La jeune femme eut un moment de gêne. Toute sa colère était tombée. Elle regardait Rénine avec cet étonnement que l’on éprouve en face de certains êtres différents des autres, plus capables d’actes inaccoutumés, plus généreux et plus désintéressés. Elle se rendait parfaitement compte qu’il agissait sans arrière-pensée ni calcul, simplement, comme il le disait, par devoir de galant homme envers une femme qui se trompe de chemin.

Très doucement, il lui dit :

— Je sais très peu de choses sur vous, madame, assez cependant pour que j’aie le désir de vous être utile. Vous avez vingt-six ans et vous êtes orpheline. Il y a sept ans, vous avez épousé le neveu par alliance du comte d’Aigleroche, lequel neveu, assez bizarre d’esprit, à moitié fou, a dû être enfermé. D’où impossibilité pour vous de divorcer, et obligation, votre dot ayant été dissipée, de vivre à la charge de votre oncle et auprès de lui. Le milieu est triste, le comte et la comtesse ne s’accordant pas. Jadis le comte a été abandonné par sa première femme, laquelle s’est enfuie avec le premier mari de la comtesse. Les deux époux délaissés ont, par dépit, uni leurs destinées, mais n’ont trouvé dans ce mariage que déceptions et rancœurs. Vous en subissez le contrecoup. Vie monotone, étriquée, solitaire pendant plus de onze mois sur douze. Un jour, vous avez rencontré M. Rossigny qui s’est épris de vous et vous a proposé la fuite. Vous ne l’aimiez pas. Mais l’ennui, votre jeunesse qui se perd, le besoin d’imprévu, le désir de l’aventure… bref, vous avez accepté avec l’intention très nette d’éconduire votre amoureux, mais avec l’espoir un peu naïf que ce scandale forcerait votre oncle à vous rendre des comptes et à vous assurer une existence indépendante. Voilà où vous en êtes. À l’heure actuelle, il faut choisir : ou bien vous mettre entre les mains de M. Rossigny… ou bien vous confier à moi.

Elle leva les yeux sur lui.

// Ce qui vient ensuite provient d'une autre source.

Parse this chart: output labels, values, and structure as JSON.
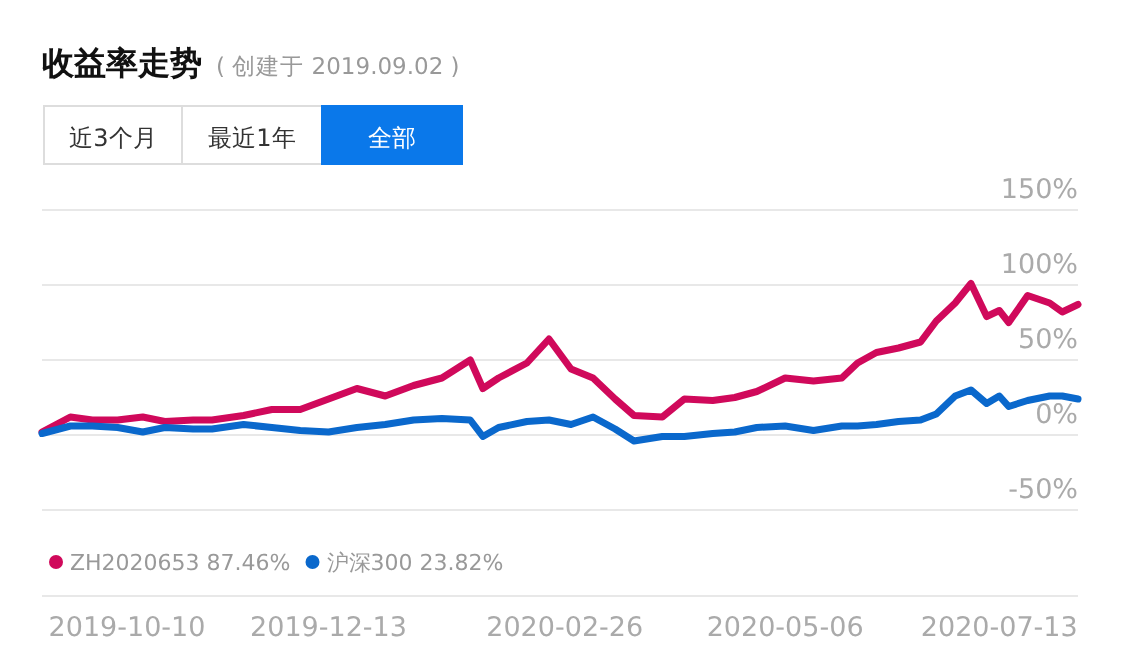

Que voulait-il dire ? Que signifiait cette offre qu’il fit gravement, comme un ami qui ne demande qu’à se dévouer ?

Après un silence, il prit les deux chevaux par la bride et les attacha. Puis il examina la lourde porte dont chacun des battants était renforcé par deux planches clouées en forme de croix. Une affiche électorale, datée de vingt ans, montrait que personne depuis cette époque n’avait franchi le seuil du domaine.

Rénine arracha un des poteaux de fer qui soutenaient un grillage tendu autour de la demi-lune et l’utilisa comme levier. Les planches pourries cédèrent. L’une d’elles démasqua la serrure qu’il attaqua au moyen d’un couteau épais, muni de lames nombreuses et d’outils. Une minute plus tard, la porte s’ouvrait sur un champ de fougères qui s’étendait jusqu’à une longue bâtisse délabrée que dominait, entre quatre clochetons d’angle, une sorte de belvédère construit sur une tourelle.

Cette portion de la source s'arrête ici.